Outre-Mer : Le Sénat recommande de doter la Marine d’hydroglisseurs et d’au moins cinq patrouilleurs de plus

Depuis les années 2000, et sous l’effet de la professionnalisation des armées, de la Révision générale des politiques publiques [RGPP] et des contraintes budgétaires, le format des forces dites de souveraineté, car présentes dans les départements et territoires d’outre-Mer, a été réduit significativement, avec 25% de personnels en moins et des moyens « taillés au plus juste ». Notamment pour la Marine nationale, qui risque des ruptures de capacités temporaires, voire définitives.
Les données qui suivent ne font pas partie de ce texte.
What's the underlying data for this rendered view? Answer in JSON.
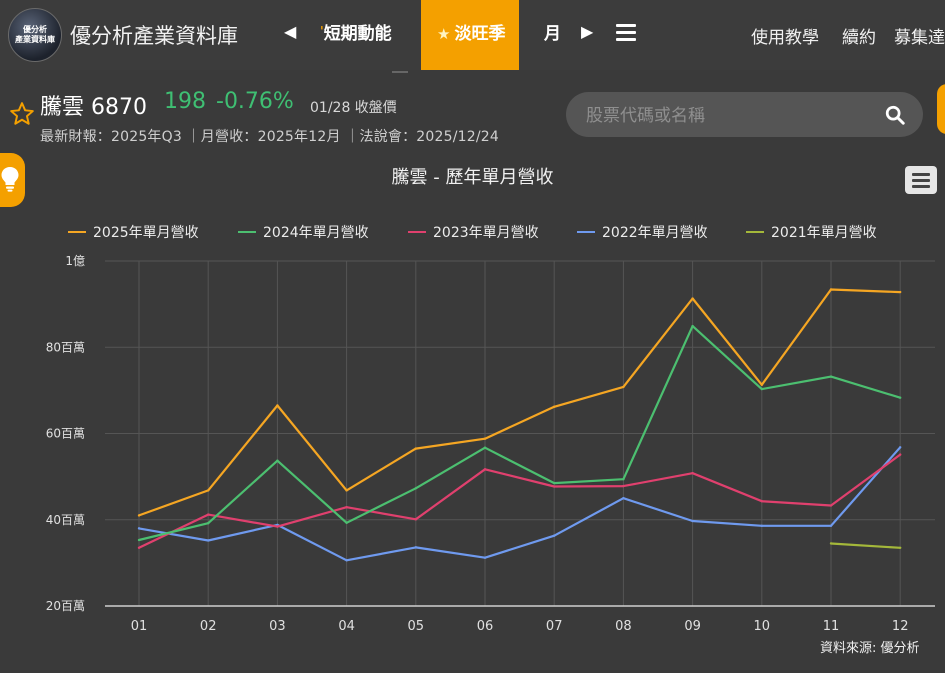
{
  "nav": {
    "logo_line1": "優分析",
    "logo_line2": "產業資料庫",
    "site_title": "優分析產業資料庫",
    "tab_prev": "短期動能",
    "tab_active": "淡旺季",
    "tab_next": "月",
    "links": [
      "使用教學",
      "續約",
      "募集達"
    ]
  },
  "stock": {
    "name": "騰雲 6870",
    "price": "198",
    "change": "-0.76%",
    "date": "01/28 收盤價",
    "meta": "最新財報：2025年Q3 ｜月營收：2025年12月 ｜法說會：2025/12/24"
  },
  "search": {
    "placeholder": "股票代碼或名稱"
  },
  "colors": {
    "accent": "#f4a000",
    "positive": "#3fbf73",
    "series_2025": "#f5a623",
    "series_2024": "#4cbf70",
    "series_2023": "#e0406e",
    "series_2022": "#6f9aef",
    "series_2021": "#a4b83a"
  },
  "chart_data": {
    "type": "line",
    "title": "騰雲 - 歷年單月營收",
    "categories": [
      "01",
      "02",
      "03",
      "04",
      "05",
      "06",
      "07",
      "08",
      "09",
      "10",
      "11",
      "12"
    ],
    "y_ticks": [
      {
        "value": 20000000,
        "label": "20百萬"
      },
      {
        "value": 40000000,
        "label": "40百萬"
      },
      {
        "value": 60000000,
        "label": "60百萬"
      },
      {
        "value": 80000000,
        "label": "80百萬"
      },
      {
        "value": 100000000,
        "label": "1億"
      }
    ],
    "ylim": [
      20000000,
      100000000
    ],
    "grid": true,
    "legend_position": "top",
    "series": [
      {
        "name": "2025年單月營收",
        "color": "#f5a623",
        "values": [
          41000000,
          46800000,
          66500000,
          46800000,
          56500000,
          58800000,
          66200000,
          70800000,
          91300000,
          71300000,
          93400000,
          92800000
        ]
      },
      {
        "name": "2024年單月營收",
        "color": "#4cbf70",
        "values": [
          35300000,
          39200000,
          53700000,
          39300000,
          47300000,
          56700000,
          48500000,
          49400000,
          84900000,
          70300000,
          73200000,
          68300000
        ]
      },
      {
        "name": "2023年單月營收",
        "color": "#e0406e",
        "values": [
          33500000,
          41200000,
          38400000,
          42900000,
          40100000,
          51700000,
          47700000,
          47800000,
          50800000,
          44300000,
          43300000,
          55100000
        ]
      },
      {
        "name": "2022年單月營收",
        "color": "#6f9aef",
        "values": [
          38000000,
          35200000,
          38800000,
          30600000,
          33600000,
          31200000,
          36300000,
          45000000,
          39700000,
          38600000,
          38600000,
          56800000
        ]
      },
      {
        "name": "2021年單月營收",
        "color": "#a4b83a",
        "values": [
          null,
          null,
          null,
          null,
          null,
          null,
          null,
          null,
          null,
          null,
          34500000,
          33500000
        ]
      }
    ],
    "source": "資料來源: 優分析"
  }
}
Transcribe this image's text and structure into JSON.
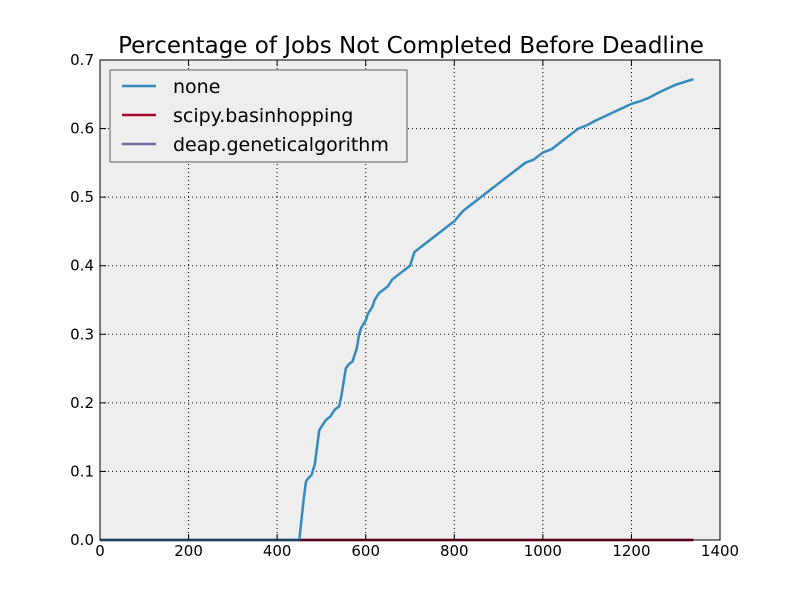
{
  "chart_data": {
    "type": "line",
    "title": "Percentage of Jobs Not Completed Before Deadline",
    "xlabel": "",
    "ylabel": "",
    "xlim": [
      0,
      1400
    ],
    "ylim": [
      0.0,
      0.7
    ],
    "xticks": [
      0,
      200,
      400,
      600,
      800,
      1000,
      1200,
      1400
    ],
    "yticks": [
      0.0,
      0.1,
      0.2,
      0.3,
      0.4,
      0.5,
      0.6,
      0.7
    ],
    "xtick_labels": [
      "0",
      "200",
      "400",
      "600",
      "800",
      "1000",
      "1200",
      "1400"
    ],
    "ytick_labels": [
      "0.0",
      "0.1",
      "0.2",
      "0.3",
      "0.4",
      "0.5",
      "0.6",
      "0.7"
    ],
    "grid": true,
    "legend_position": "top-left",
    "background": "#eeeeee",
    "series": [
      {
        "name": "none",
        "color": "#348abd",
        "x": [
          0,
          450,
          455,
          460,
          465,
          470,
          478,
          480,
          485,
          490,
          495,
          500,
          505,
          510,
          520,
          530,
          540,
          545,
          550,
          555,
          560,
          565,
          570,
          580,
          585,
          590,
          595,
          600,
          605,
          610,
          615,
          620,
          625,
          630,
          640,
          650,
          660,
          680,
          700,
          710,
          720,
          740,
          760,
          780,
          800,
          820,
          840,
          860,
          880,
          900,
          920,
          940,
          960,
          980,
          1000,
          1020,
          1040,
          1060,
          1080,
          1100,
          1120,
          1140,
          1160,
          1180,
          1200,
          1220,
          1240,
          1260,
          1280,
          1300,
          1320,
          1340
        ],
        "values": [
          0.0,
          0.0,
          0.03,
          0.06,
          0.085,
          0.09,
          0.095,
          0.1,
          0.11,
          0.135,
          0.16,
          0.165,
          0.17,
          0.175,
          0.18,
          0.19,
          0.195,
          0.21,
          0.23,
          0.25,
          0.255,
          0.258,
          0.26,
          0.28,
          0.3,
          0.31,
          0.315,
          0.32,
          0.33,
          0.335,
          0.34,
          0.35,
          0.355,
          0.36,
          0.365,
          0.37,
          0.38,
          0.39,
          0.4,
          0.42,
          0.425,
          0.435,
          0.445,
          0.455,
          0.465,
          0.48,
          0.49,
          0.5,
          0.51,
          0.52,
          0.53,
          0.54,
          0.55,
          0.555,
          0.565,
          0.57,
          0.58,
          0.59,
          0.6,
          0.605,
          0.612,
          0.618,
          0.624,
          0.63,
          0.636,
          0.64,
          0.645,
          0.652,
          0.658,
          0.664,
          0.668,
          0.672
        ]
      },
      {
        "name": "scipy.basinhopping",
        "color": "#a60628",
        "x": [
          0,
          1340
        ],
        "values": [
          0.0,
          0.0
        ]
      },
      {
        "name": "deap.geneticalgorithm",
        "color": "#7a68a6",
        "x": [
          0,
          1340
        ],
        "values": [
          0.0,
          0.0
        ]
      }
    ]
  }
}
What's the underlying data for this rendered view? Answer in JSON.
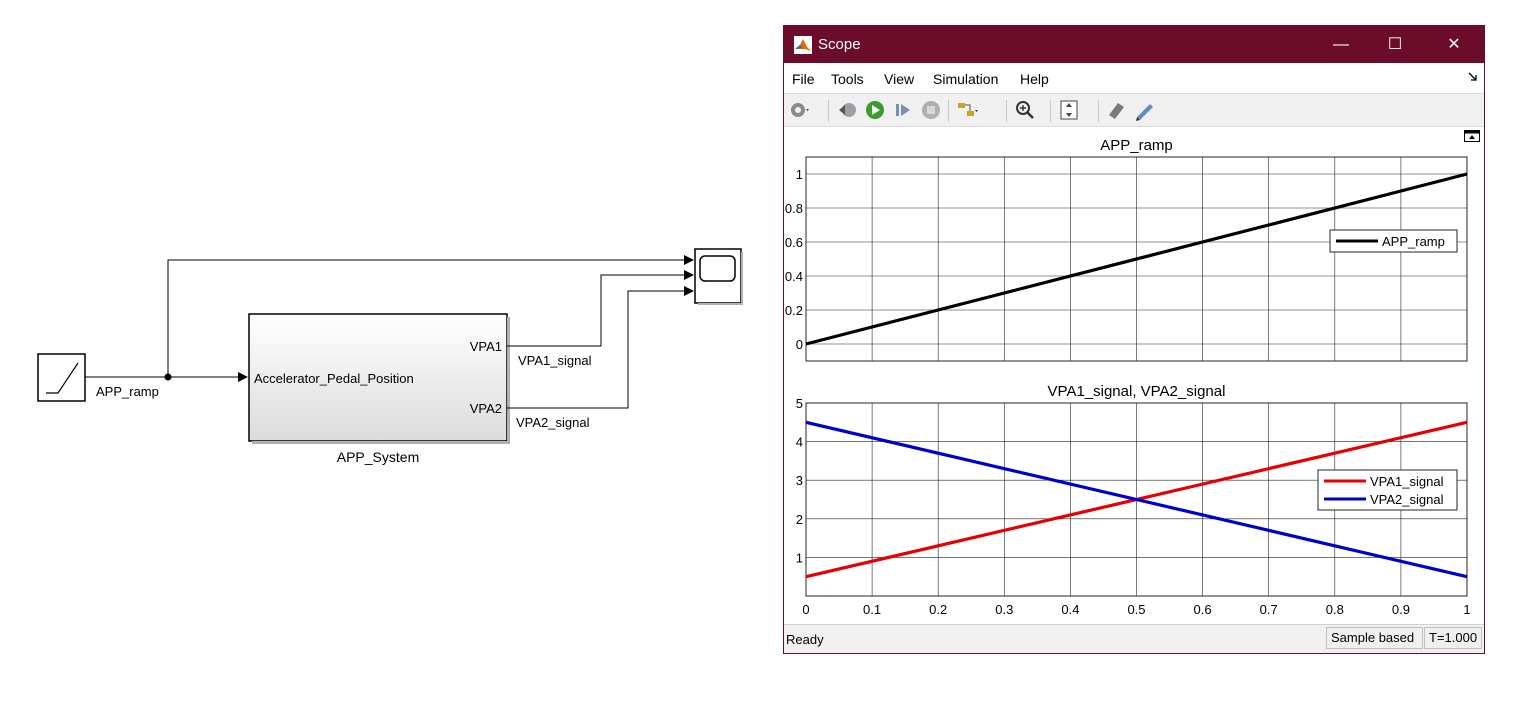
{
  "diagram": {
    "ramp_signal_label": "APP_ramp",
    "subsystem": {
      "name": "APP_System",
      "input_port": "Accelerator_Pedal_Position",
      "output_ports": [
        "VPA1",
        "VPA2"
      ]
    },
    "vpa1_signal_label": "VPA1_signal",
    "vpa2_signal_label": "VPA2_signal"
  },
  "scope": {
    "title": "Scope",
    "window_controls": {
      "minimize": "—",
      "maximize": "☐",
      "close": "✕"
    },
    "menu": [
      "File",
      "Tools",
      "View",
      "Simulation",
      "Help"
    ],
    "toolbar_icons": [
      "settings-icon",
      "step-back-icon",
      "run-icon",
      "step-forward-icon",
      "stop-icon",
      "signal-selector-icon",
      "zoom-icon",
      "scale-axes-icon",
      "highlight-icon",
      "measurement-icon"
    ],
    "colors": {
      "titlebar": "#6b0c2a",
      "ramp": "#000000",
      "vpa1": "#e60000",
      "vpa2": "#0000cc"
    },
    "status": {
      "left": "Ready",
      "mode": "Sample based",
      "time": "T=1.000"
    }
  },
  "chart_data": [
    {
      "type": "line",
      "title": "APP_ramp",
      "xlim": [
        0,
        1
      ],
      "ylim": [
        -0.1,
        1.1
      ],
      "yticks": [
        0,
        0.2,
        0.4,
        0.6,
        0.8,
        1
      ],
      "xticks": [
        0,
        0.1,
        0.2,
        0.3,
        0.4,
        0.5,
        0.6,
        0.7,
        0.8,
        0.9,
        1
      ],
      "grid": true,
      "legend": "right",
      "series": [
        {
          "name": "APP_ramp",
          "color": "#000000",
          "x": [
            0,
            1
          ],
          "y": [
            0,
            1
          ]
        }
      ]
    },
    {
      "type": "line",
      "title": "VPA1_signal, VPA2_signal",
      "xlim": [
        0,
        1
      ],
      "ylim": [
        0,
        5
      ],
      "yticks": [
        1,
        2,
        3,
        4,
        5
      ],
      "xticks": [
        0,
        0.1,
        0.2,
        0.3,
        0.4,
        0.5,
        0.6,
        0.7,
        0.8,
        0.9,
        1
      ],
      "xtick_labels": [
        "0",
        "0.1",
        "0.2",
        "0.3",
        "0.4",
        "0.5",
        "0.6",
        "0.7",
        "0.8",
        "0.9",
        "1"
      ],
      "grid": true,
      "legend": "right",
      "series": [
        {
          "name": "VPA1_signal",
          "color": "#e60000",
          "x": [
            0,
            1
          ],
          "y": [
            0.5,
            4.5
          ]
        },
        {
          "name": "VPA2_signal",
          "color": "#0000cc",
          "x": [
            0,
            1
          ],
          "y": [
            4.5,
            0.5
          ]
        }
      ]
    }
  ]
}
Ce risque est d’ailleurs devenu une réalité avec le retrait du service des ses cinq Bâtiments de TRAnsport Léger [BATRAL], qui lui donnaient des capacités amphibies et hauturières, toujours utiles pour projeter des forces si nécessaire ou acheminer de l’aide humanitaire en cas de catastrophe naturelle.

Certes, ces navires ont depuis été remplacés par quatre Bâtiments de soutien et d’assistance outre-mer [BSAOM], dotés de nouvelles fonctionnalités [remorquage, grue de levage, etc]. Seulement, ils ne permettent pas d’effectuer les missions qu’il était possible de faire avec les BATRAL, ceux-ci ayant, en plus, la capacité de transporter jusqu’à 12 véhicules et 130 hommes.

Et c’est ce qu’ont déploré Philippe Folliot, Annick Petrus et Marie-Laure Phinera-Horth, dans un rapport intitulé « Les outre-mer au coeur de la stratégie maritime national », publié le mois dernier par le Sénat. Avant eux, les députées Monica Michel-Brassart et Laurence Trastour-Isnart avaient fait le même constat pour la région Indo-Pacifique.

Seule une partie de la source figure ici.